Check out a behind-the-scenes look at the making of Phillips’ “Raging Fire,” launching exclusively at Billboard.com:
Phillips tells Billboard that he, Todd Clark, Derek Fuhrmann and Gregg Wattenberg finished writing “Raging Fire,” which was produced by Wattenberg, barely one week before its Monday release. “We sent it to the label — we already had a few other singles, but we sent them that one, and they were really excited and wanted to put it out [immediately],” Phillips explains. “It’s a love song, but it’s also a little heavier, too. It’s got a little bit of an edgier side to it, and I really like that.”
“The World from the Side of the Moon” was released six months after Phillips won season 11 of “American Idol” in 2012, and spawned the hits “Home” (which peaked at No. 6 on the Hot 100 chart) and “Gone, Gone, Gone” (which peaked at No. 24). Phillips says that he finished his debut album in roughly three weeks, and while he’s spending a little bit longer on the follow-up, he professes a desire to keep things brisk.
“We’ve been working on this one for a month and a half so far,” says Phillips. “It’s a completely different album that’s going to show a different side of me. We have singles that are completely different from ‘Raging Fire.'” When asked for a timeframe for his next album, the singer-songwriters says, “We’re aiming for somewhere around May. We kind of have a [release] date, but nothing is concrete yet.”
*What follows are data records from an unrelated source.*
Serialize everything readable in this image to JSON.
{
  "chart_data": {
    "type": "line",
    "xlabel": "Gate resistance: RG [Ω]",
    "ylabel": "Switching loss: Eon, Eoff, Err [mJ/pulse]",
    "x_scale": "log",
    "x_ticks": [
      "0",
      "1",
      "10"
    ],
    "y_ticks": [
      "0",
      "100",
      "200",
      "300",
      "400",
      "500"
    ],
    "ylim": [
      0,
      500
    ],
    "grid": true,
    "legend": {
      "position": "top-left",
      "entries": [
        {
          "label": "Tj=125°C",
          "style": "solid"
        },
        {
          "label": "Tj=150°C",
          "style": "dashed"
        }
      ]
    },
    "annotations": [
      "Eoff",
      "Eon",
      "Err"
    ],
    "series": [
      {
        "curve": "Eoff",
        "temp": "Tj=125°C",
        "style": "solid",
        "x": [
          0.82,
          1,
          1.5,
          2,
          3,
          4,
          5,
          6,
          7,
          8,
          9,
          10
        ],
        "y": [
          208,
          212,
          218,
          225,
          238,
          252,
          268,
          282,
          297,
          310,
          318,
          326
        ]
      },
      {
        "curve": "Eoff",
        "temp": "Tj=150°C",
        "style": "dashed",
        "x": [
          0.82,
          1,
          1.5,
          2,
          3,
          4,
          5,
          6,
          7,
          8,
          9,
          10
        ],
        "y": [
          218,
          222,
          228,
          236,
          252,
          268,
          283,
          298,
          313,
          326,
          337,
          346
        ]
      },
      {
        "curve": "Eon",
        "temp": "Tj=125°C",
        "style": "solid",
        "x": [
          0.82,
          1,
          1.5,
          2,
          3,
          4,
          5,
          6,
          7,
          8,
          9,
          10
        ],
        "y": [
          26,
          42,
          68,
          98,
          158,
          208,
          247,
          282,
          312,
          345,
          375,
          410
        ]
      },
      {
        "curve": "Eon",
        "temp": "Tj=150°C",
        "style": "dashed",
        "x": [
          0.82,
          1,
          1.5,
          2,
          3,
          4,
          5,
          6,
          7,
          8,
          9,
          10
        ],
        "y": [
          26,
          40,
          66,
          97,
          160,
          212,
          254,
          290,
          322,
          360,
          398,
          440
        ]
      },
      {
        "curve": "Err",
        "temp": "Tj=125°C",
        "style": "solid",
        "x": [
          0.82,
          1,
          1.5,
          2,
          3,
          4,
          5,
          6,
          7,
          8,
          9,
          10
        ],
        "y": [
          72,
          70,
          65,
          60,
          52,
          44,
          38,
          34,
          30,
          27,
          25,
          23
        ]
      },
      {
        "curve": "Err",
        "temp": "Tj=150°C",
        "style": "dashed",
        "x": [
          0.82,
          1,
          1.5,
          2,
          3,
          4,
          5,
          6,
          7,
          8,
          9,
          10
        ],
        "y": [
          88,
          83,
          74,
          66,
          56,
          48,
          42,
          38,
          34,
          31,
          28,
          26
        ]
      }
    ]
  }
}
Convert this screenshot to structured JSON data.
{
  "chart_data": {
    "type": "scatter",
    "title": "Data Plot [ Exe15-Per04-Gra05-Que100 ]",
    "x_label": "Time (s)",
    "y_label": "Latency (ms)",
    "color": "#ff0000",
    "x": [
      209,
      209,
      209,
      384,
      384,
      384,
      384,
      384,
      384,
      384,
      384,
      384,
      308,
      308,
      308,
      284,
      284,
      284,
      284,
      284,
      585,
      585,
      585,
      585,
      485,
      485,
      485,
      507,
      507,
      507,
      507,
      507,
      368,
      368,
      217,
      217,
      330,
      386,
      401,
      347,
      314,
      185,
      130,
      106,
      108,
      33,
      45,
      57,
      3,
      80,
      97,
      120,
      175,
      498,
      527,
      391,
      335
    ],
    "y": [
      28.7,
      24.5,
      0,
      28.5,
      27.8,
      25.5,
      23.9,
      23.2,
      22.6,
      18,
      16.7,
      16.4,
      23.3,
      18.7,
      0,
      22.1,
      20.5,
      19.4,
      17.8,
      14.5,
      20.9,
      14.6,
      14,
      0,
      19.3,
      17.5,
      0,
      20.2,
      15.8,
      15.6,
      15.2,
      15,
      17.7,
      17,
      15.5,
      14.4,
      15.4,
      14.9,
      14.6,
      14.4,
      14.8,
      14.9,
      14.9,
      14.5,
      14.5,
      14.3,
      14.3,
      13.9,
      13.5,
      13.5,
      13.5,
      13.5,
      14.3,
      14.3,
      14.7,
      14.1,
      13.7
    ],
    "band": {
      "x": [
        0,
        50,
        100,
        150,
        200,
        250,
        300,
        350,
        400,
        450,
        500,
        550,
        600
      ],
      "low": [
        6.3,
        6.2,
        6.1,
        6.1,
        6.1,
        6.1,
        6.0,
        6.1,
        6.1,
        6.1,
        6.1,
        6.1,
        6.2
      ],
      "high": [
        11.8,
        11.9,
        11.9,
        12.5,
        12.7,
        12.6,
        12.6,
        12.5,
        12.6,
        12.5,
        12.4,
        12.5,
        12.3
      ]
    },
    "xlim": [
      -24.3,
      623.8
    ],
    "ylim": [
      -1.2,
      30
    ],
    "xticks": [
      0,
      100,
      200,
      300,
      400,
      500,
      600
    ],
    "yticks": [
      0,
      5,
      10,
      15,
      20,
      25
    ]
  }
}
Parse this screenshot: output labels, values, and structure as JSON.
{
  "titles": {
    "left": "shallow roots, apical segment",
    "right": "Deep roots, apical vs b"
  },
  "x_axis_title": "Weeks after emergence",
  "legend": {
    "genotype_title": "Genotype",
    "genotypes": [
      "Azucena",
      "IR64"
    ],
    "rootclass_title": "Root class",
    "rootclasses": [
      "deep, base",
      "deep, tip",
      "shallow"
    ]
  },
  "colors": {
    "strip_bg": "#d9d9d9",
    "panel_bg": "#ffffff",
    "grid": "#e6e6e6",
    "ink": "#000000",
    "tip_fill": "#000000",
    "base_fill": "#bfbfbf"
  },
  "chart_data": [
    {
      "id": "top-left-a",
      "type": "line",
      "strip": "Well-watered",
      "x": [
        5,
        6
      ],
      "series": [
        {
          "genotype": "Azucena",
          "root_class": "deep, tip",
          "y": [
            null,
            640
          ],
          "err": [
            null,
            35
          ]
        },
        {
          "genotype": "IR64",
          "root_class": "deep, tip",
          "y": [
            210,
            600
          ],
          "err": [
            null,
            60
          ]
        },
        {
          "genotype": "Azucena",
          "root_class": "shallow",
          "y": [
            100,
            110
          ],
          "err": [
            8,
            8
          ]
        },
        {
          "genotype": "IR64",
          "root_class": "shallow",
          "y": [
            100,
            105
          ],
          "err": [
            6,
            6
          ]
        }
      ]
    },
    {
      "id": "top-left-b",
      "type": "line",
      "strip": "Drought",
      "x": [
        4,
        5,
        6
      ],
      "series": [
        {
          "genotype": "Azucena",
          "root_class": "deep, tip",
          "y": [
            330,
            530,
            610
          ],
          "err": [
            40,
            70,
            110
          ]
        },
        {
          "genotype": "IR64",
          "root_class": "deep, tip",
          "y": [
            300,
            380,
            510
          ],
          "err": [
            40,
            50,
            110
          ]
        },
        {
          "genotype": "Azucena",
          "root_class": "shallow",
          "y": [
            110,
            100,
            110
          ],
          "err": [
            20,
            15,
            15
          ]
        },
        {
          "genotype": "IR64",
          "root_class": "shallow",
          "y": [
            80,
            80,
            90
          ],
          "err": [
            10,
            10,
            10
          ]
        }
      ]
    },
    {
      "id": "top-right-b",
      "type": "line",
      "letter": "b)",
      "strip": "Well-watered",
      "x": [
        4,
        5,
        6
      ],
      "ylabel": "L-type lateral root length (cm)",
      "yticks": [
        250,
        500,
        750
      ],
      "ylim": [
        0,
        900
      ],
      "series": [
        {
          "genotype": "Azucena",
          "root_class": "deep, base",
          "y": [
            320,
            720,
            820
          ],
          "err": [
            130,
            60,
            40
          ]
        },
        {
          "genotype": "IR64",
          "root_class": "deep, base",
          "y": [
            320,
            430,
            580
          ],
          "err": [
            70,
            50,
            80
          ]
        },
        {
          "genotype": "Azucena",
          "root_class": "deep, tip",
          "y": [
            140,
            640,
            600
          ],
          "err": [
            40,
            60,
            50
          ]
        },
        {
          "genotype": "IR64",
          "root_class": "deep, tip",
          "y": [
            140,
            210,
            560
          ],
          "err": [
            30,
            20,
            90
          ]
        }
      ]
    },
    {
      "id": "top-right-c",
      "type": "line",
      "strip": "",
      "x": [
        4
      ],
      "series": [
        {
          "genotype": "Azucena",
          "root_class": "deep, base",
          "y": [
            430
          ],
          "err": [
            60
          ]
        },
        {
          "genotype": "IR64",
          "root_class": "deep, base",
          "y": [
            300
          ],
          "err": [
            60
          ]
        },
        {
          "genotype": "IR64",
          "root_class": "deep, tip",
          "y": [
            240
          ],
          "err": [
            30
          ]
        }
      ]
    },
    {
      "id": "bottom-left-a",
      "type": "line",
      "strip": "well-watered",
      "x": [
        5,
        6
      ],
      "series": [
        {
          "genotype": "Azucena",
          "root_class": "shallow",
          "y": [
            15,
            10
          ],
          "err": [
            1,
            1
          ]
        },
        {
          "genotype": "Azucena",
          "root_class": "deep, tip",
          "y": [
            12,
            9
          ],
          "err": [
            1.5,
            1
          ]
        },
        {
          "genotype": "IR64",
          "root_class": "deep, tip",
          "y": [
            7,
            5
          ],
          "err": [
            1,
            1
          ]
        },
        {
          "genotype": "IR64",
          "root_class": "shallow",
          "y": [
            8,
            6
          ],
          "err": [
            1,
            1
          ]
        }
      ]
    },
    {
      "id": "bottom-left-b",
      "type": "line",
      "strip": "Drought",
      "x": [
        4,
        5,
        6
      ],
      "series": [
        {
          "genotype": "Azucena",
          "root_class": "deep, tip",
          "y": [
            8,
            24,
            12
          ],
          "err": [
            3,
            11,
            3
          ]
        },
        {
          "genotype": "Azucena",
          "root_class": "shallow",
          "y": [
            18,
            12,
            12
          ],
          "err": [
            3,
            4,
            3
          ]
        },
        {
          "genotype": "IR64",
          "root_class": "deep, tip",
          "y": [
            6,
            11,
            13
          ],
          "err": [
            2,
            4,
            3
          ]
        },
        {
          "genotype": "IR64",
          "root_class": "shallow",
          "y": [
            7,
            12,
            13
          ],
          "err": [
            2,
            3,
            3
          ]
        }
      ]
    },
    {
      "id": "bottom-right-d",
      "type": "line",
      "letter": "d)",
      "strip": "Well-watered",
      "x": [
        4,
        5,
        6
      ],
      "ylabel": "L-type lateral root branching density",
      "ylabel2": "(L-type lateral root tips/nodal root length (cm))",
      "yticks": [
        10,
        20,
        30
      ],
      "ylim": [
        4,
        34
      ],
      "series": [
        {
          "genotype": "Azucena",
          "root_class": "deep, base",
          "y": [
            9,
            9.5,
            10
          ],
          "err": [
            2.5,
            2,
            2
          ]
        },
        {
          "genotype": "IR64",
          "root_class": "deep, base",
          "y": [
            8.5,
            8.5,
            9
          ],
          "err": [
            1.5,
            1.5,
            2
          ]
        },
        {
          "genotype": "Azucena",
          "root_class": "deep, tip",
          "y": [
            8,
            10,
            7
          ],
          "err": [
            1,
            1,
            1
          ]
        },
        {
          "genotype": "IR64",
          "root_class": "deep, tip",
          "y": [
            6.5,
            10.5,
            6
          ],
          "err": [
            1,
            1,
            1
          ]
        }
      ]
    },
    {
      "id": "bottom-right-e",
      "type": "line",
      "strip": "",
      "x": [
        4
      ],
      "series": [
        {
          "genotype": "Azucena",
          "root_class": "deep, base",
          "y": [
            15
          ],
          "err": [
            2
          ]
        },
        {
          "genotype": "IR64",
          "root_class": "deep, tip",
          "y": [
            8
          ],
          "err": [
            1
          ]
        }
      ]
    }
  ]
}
In the meantime, Phillips will bring “Raging Fire” with him when he returns to “American Idol” for a performance on Thursday night (Mar. 6). Although the 23-year-old strengthened his live show while opening for John Mayer on tour last year, he says that his “Idol” homecoming performances are a bit odd to experience.
“I like seeing all the people that I got to know… It’s cool to see all those faces,” he says. “But it’s also weird for me to get back up onstage and sing, because I hate live television, and I’m gonna be scared to death when I get up there. It’s always a little nerve-wracking.”